Today I have a special treat for you all – an update on the bees that my brother-in-law (affectionately known as ‘Zack, the Bee Man’) keeps on our property and how he harvested wild bees from an old barn!
You may remember when I first told you about the bees arriving and when The Bee Man gave us a BeeKeeper’s Perspective and a ton of great information about raising bees last year. Well, there’s bad news-good news on the bee front and Zack’s back again to give us an update:
Last year I started keeping honeybees as a hobby and I ended up falling in love. I quickly became emotionally attached to my “girls” and would often find myself gazing at them in wonderment as they buzzed from flower to flower collecting nectar and pollen, all the while pollinating the garden.
I refer to them as “my girls” even though a couple hundred male drones live in the hive, but rarely leave. Male honeybees have no stinger and do not help out with the daily chores around the hive (cleaning, tending to the brood, collecting food for the winter, etc). Subsequently all the girls kick the boys out in late fall so they don’t eat all the food stores over the winter!!
As I wrote last year, I’m a novice beekeeper and am still learning how to manage my girls appropriately. Last fall I tried to get away with not medicating my two hives for mites, but unfortunately both of our hives did not make it through the winter. I was heartbroken!
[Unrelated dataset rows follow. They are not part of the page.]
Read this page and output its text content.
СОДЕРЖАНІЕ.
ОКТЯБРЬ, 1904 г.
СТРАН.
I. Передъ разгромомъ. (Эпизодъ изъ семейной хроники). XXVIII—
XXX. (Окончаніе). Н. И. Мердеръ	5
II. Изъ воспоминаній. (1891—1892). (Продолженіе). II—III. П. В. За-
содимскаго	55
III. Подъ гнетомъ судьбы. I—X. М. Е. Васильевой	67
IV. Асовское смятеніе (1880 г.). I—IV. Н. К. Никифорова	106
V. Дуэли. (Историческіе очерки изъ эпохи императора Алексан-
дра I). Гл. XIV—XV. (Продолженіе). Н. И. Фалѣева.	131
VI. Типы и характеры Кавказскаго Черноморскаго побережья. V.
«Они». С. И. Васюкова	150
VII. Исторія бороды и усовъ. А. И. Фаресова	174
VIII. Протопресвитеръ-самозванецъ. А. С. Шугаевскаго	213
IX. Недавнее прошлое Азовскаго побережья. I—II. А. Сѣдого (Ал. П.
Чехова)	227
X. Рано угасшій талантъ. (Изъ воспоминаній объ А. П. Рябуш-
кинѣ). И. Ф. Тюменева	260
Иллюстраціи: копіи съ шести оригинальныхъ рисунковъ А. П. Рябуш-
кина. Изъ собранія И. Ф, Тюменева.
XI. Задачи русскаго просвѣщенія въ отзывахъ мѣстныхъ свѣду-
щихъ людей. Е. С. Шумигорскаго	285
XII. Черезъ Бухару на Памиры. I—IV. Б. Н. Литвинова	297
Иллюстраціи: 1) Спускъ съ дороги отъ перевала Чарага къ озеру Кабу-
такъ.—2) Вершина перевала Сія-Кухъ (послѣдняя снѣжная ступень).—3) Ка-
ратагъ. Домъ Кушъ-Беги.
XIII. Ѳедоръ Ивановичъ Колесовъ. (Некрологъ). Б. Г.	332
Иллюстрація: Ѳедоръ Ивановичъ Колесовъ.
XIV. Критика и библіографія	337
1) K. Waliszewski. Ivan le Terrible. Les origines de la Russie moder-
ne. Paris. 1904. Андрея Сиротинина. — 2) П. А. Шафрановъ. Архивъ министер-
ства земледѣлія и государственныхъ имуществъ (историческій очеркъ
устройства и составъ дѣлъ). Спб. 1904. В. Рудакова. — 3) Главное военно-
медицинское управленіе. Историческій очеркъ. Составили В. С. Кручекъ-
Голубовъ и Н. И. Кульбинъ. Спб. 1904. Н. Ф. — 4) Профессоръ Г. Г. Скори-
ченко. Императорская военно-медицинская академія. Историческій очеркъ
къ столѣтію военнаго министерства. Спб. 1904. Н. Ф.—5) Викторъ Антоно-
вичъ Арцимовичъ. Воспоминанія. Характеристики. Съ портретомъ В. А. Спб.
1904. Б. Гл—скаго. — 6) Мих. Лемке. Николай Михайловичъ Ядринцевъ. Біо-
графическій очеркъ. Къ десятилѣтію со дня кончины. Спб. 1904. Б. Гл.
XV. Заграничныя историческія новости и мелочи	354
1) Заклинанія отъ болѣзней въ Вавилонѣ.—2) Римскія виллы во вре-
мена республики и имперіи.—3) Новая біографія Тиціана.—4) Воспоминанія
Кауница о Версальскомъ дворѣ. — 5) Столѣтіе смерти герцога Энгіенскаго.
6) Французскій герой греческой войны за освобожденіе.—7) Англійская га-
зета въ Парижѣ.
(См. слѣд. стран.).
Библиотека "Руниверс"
This spring I decided I still wanted to keep honeybees but now I had the task of somehow getting more girls to populate my empty boxes. There are really only three options to get more bees:
- Option #1: Buy two more packages of bees from a local beekeeper for $80 a piece.
- Option #2: Get the bees to come to me.
- Option #3: Find and get the bees myself.
Because I promised my wife this was just a hobby and I wasn’t going to spend a lot of money on this new hobby, option 1 was off the table. I then tried option 2 and for two months I tried to “bait” the empty hives with lemongrass essential oil, but that didn’t pan out. The summer was starting to drag on and I was becoming worried that I wouldn’t find any girls in time to make a strong hive that would survive the winter!
Then one day about two months ago I was contacted by a property owner in a nearby town who owns an old gymnasium that is scheduled to be demolished and had honeybees living in the walls. He wanted to save the honeybees so he contacted me to extract the bees. For me it was a perfect scenario – I got free bees and I didn’t have to worry about the large holes I would be leaving in the walls.
So, it was option three and I quickly purchased a second bee suit for friends who would accompany me with the extraction process and then I built a bee vac that I would use to suck up the bees from the walls (here’s the video I used to build my bee vac).
I was able to extract six hives from the old gym. Some of the hives were very large and had lots of extra honey in them and others were quite small or had been recently evacuated. All the extra wax from the hives was melted down in a large pot and will be used to make beautiful beeswax candles later this year. A great Christmas present to go along with a jar of your own honey. Shhh, don’t tell my sister-in-law!
The process of extracting bees from a wall is very exciting. The initial cut with the skill saw on the wall puts all the guard bees on high alert. They pelt your bee suit like a shotgun gone off in your face.
I vacuumed the bees into an empty bee box then cut out their own honeycomb and tied that comb into empty frames and placed those frames into an empty bee box.
When all the honeycomb had been extracted and a majority of the bees sucked up, I placed the new box with their comb on top of the box where all the bees were and then removed the mesh in between the two boxes so the bees could repopulate their own comb.
There was definitely a steep learning curve to the whole process. After four trips to the old gym (over a two month period) I ended up extracting six hives. The first two extractions didn’t make it. I combined two of the weaker hives together and now we have three strong hives that hopefully will make it through the winter.
I medicated all three hives for varroa mites this year and I think they have plenty of honey to make it through the winter. Fingers crossed, hopefully I’ll be writing another guest post in early spring next year updating you about my three new beehives that made it through the winter!
Thanks, Bee Man! As for Brian and I – we love having the bees on our property and watching them pollinate our flowers and produce.
We just make sure to stay inside for a bit when Zack brings another hive, ’cause they can be kinda upset about the whole moving thing!